`Eid Al-Adha is a joyous occasion for Muslims worldwide which marks the end of hajj.
This year, there will be no exception in Wellington, New Zealand, despite the increased number of Islamophobic attacks targeting the Muslim community recently.
Preparing for `Eid on Saturday, July 9, the Muslim community is planning the first `Eid celebration at Sky Stadium this weekend.
As the Federation of Islamic Associations advised Muslims to stay alert, organizers have assured attendees that they are working with authoritie to ensure there will be an increased police presence at the event.
“The New Zealand Eid Day Trust has formed a really good working relationship with the police over the years and so as part of the planning we always have police presence at our events,” event organizer Al-Kaif Khan told Radio New Zealand.
“There will be an increased police presence patrolling in and around the area just to ensure that our patrons are safe (and) we’ve got a safe environment for everyone to enjoy,” Kahn said.
With 3000 people expected to attend, Khan said the community remained focus on the celebrations ahead.
“Our people are quite vigilant after all the activities that unfolded in Christchurch so that’s always going to be in the back of people’s minds but we’re there to celebrate our Eid festivities and so yeah we carry on with life,” he said.
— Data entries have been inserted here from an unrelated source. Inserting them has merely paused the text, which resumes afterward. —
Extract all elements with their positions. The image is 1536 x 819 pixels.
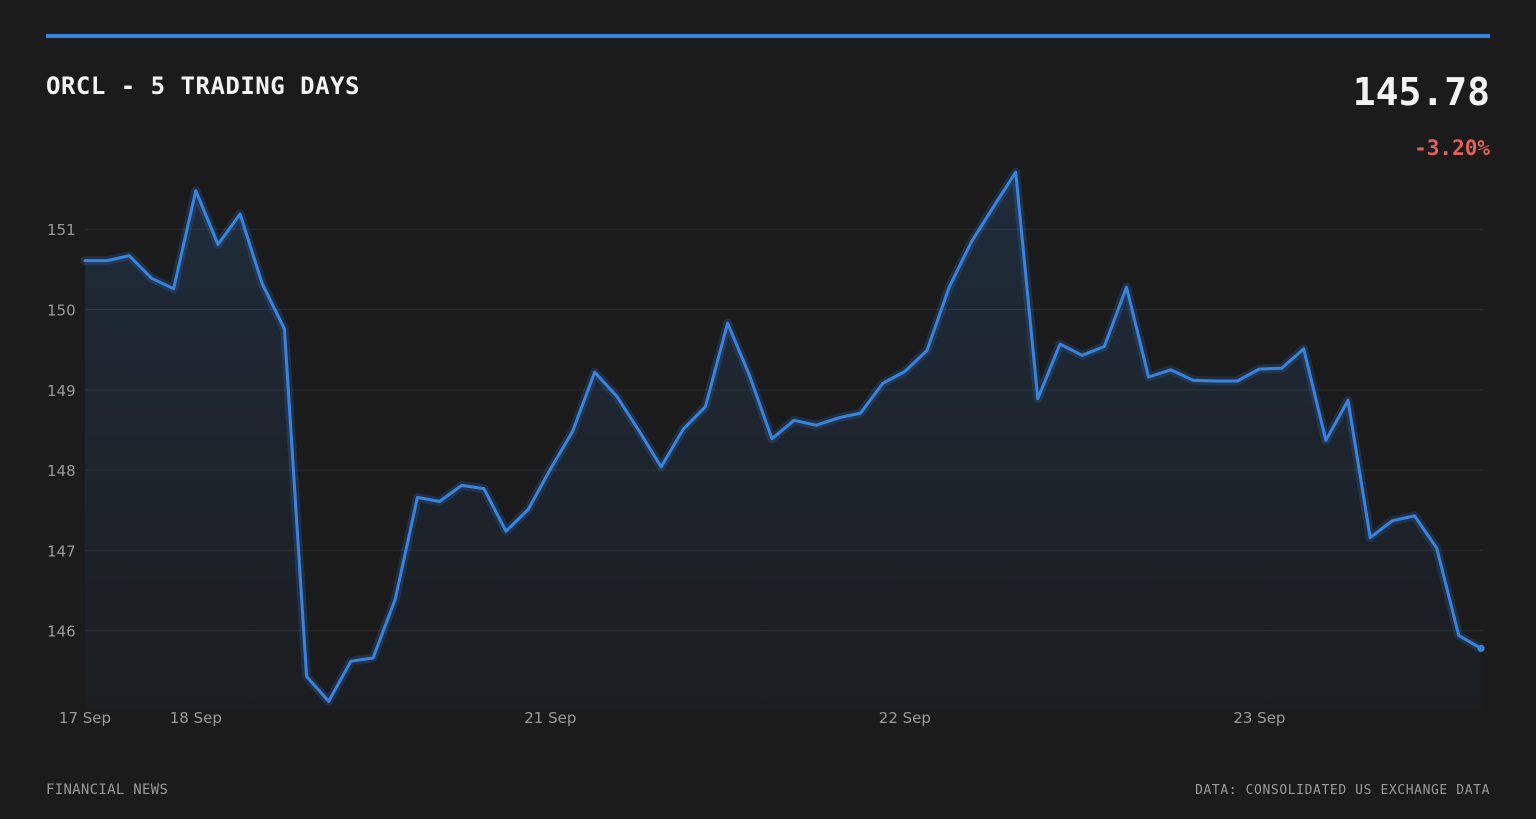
y-tick-label: 150 xyxy=(47,302,76,320)
y-tick-label: 146 xyxy=(47,623,76,641)
source-label: FINANCIAL NEWS xyxy=(46,782,169,798)
y-tick-label: 151 xyxy=(47,221,76,239)
data-credit: DATA: CONSOLIDATED US EXCHANGE DATA xyxy=(1195,783,1490,798)
y-axis: 146 147 148 149 150 151 xyxy=(47,221,76,640)
x-axis: 17 Sep 18 Sep 21 Sep 22 Sep 23 Sep xyxy=(59,709,1286,727)
y-tick-label: 149 xyxy=(47,382,76,400)
price-chart: 146 147 148 149 150 151 17 Sep 18 Sep 21 Sep 22 … xyxy=(47,167,1486,727)
last-point-marker xyxy=(1477,644,1485,652)
x-tick-label: 23 Sep xyxy=(1233,709,1285,727)
x-tick-label: 21 Sep xyxy=(524,709,576,727)
x-tick-label: 18 Sep xyxy=(170,709,222,727)
x-tick-label: 22 Sep xyxy=(879,709,931,727)
y-tick-label: 148 xyxy=(47,462,76,480)
x-tick-label: 17 Sep xyxy=(59,709,111,727)
y-tick-label: 147 xyxy=(47,542,76,560)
`Eid Al-Adha, or “Feast of Sacrifice”, marks the end of the hajj season and is one of the two most important Islamic celebrations, together with `Eid Al-Fitr.
`Eid begins with special prayers to mark the day.
A financially-able Muslim sacrifices a single sheep or goat or shares with six others in sacrificing a camel or cow as an act of worship during the four-day `Eid Al-Adha celebrations.